Kurt Andersen calls the two columnists “two alpha dogs in that little part of the dog run…circling each other and sort of snarling.” Beyond competitiveness, it’s a case study in Wolff’s dislike for others’ sacred cows, chief among them the Times. Wolff now argues that Carr, as an employee, can only defend the interests of his employer (Wolff’s words: “the in-house flack”). The salty, idiosyncratic Carr has mostly refused to take the bait. He does liken the Newser posts to “staring into a furnace.” Wolff, he tells WWD, “has credibility. I just don’t think he’s spending it very well.”
Wolff sees all of old media’s woes as vindication for his predictions. “It’s not a bad time to be a bear now that chunks of the sky are really falling,” concedes Carr. “But I’ve never understood the glee of it.”
“I like being engaged or at risk,” Wolff says. “What’s the level of excitement?
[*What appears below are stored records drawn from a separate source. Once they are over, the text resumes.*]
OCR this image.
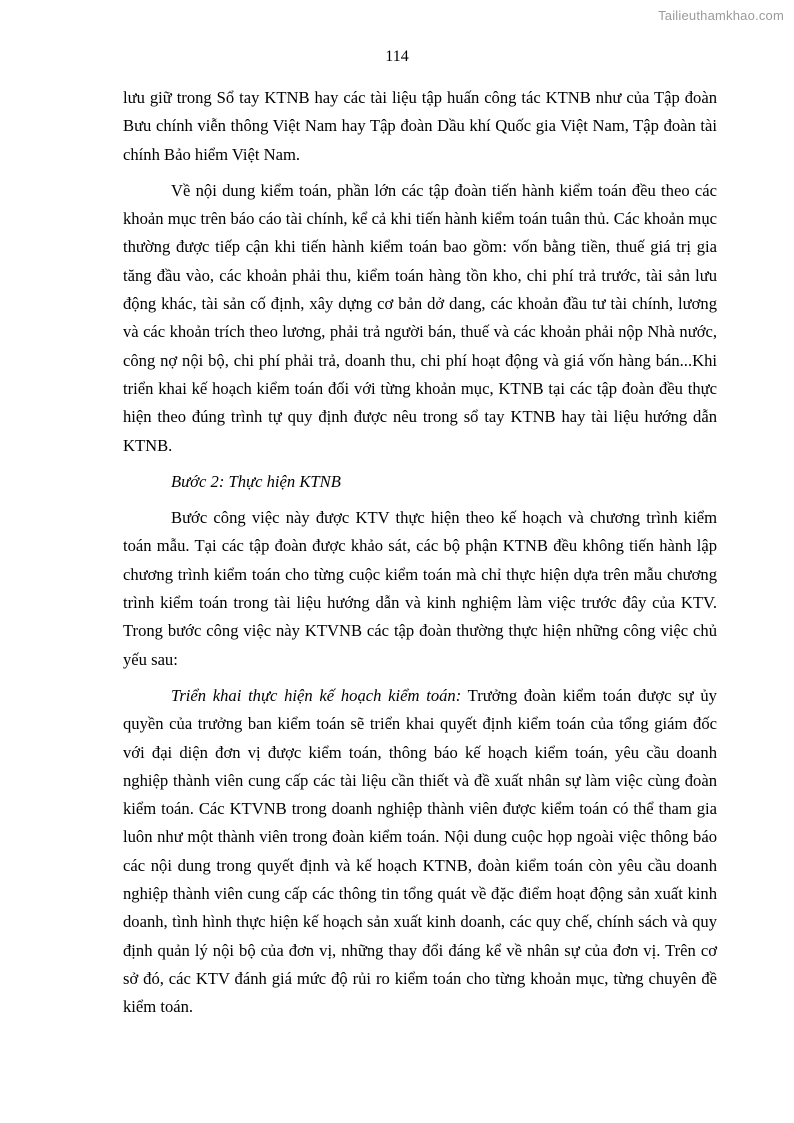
Tailieuthamkhao.com
114

lưu giữ trong Sổ tay KTNB hay các tài liệu tập huấn công tác KTNB như của Tập đoàn Bưu chính viễn thông Việt Nam hay Tập đoàn Dầu khí Quốc gia Việt Nam, Tập đoàn tài chính Bảo hiểm Việt Nam.

Về nội dung kiểm toán, phần lớn các tập đoàn tiến hành kiểm toán đều theo các khoản mục trên báo cáo tài chính, kể cả khi tiến hành kiểm toán tuân thủ. Các khoản mục thường được tiếp cận khi tiến hành kiểm toán bao gồm: vốn bằng tiền, thuế giá trị gia tăng đầu vào, các khoản phải thu, kiểm toán hàng tồn kho, chi phí trả trước, tài sản lưu động khác, tài sản cố định, xây dựng cơ bản dở dang, các khoản đầu tư tài chính, lương và các khoản trích theo lương, phải trả người bán, thuế và các khoản phải nộp Nhà nước, công nợ nội bộ, chi phí phải trả, doanh thu, chi phí hoạt động và giá vốn hàng bán...Khi triển khai kế hoạch kiểm toán đối với từng khoản mục, KTNB tại các tập đoàn đều thực hiện theo đúng trình tự quy định được nêu trong sổ tay KTNB hay tài liệu hướng dẫn KTNB.

Bước 2: Thực hiện KTNB

Bước công việc này được KTV thực hiện theo kế hoạch và chương trình kiểm toán mẫu. Tại các tập đoàn được khảo sát, các bộ phận KTNB đều không tiến hành lập chương trình kiểm toán cho từng cuộc kiểm toán mà chỉ thực hiện dựa trên mẫu chương trình kiểm toán trong tài liệu hướng dẫn và kinh nghiệm làm việc trước đây của KTV. Trong bước công việc này KTVNB các tập đoàn thường thực hiện những công việc chủ yếu sau:

Triển khai thực hiện kế hoạch kiểm toán: Trưởng đoàn kiểm toán được sự ủy quyền của trưởng ban kiểm toán sẽ triển khai quyết định kiểm toán của tổng giám đốc với đại diện đơn vị được kiểm toán, thông báo kế hoạch kiểm toán, yêu cầu doanh nghiệp thành viên cung cấp các tài liệu cần thiết và đề xuất nhân sự làm việc cùng đoàn kiểm toán. Các KTVNB trong doanh nghiệp thành viên được kiểm toán có thể tham gia luôn như một thành viên trong đoàn kiểm toán. Nội dung cuộc họp ngoài việc thông báo các nội dung trong quyết định và kế hoạch KTNB, đoàn kiểm toán còn yêu cầu doanh nghiệp thành viên cung cấp các thông tin tổng quát về đặc điểm hoạt động sản xuất kinh doanh, tình hình thực hiện kế hoạch sản xuất kinh doanh, các quy chế, chính sách và quy định quản lý nội bộ của đơn vị, những thay đổi đáng kể về nhân sự của đơn vị. Trên cơ sở đó, các KTV đánh giá mức độ rủi ro kiểm toán cho từng khoản mục, từng chuyên đề kiểm toán.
How do you make something meaningful? If you’re at risk….I put my money and time at risk [with Newser]. I am trying to figure out what happens in this business.”
As for proclaiming the death of magazines, Wolff concedes he does it less often because he still gets paid by one, but also because “other than a very select few, they have died.” Crucially, the ones that have survived, including the ones he has written for, were subsidized in recent years by a luxury economy that has since proven ephemeral.
If that period was to be short-lived, it treated him well. By now, he’s living closer than most to the mogul life, and not just because he has a younger girlfriend: he is a businessman insulated from startup instability by what looks like the last generation of fat magazine contracts and possibly the last million dollar media book advance (for his Murdoch tome).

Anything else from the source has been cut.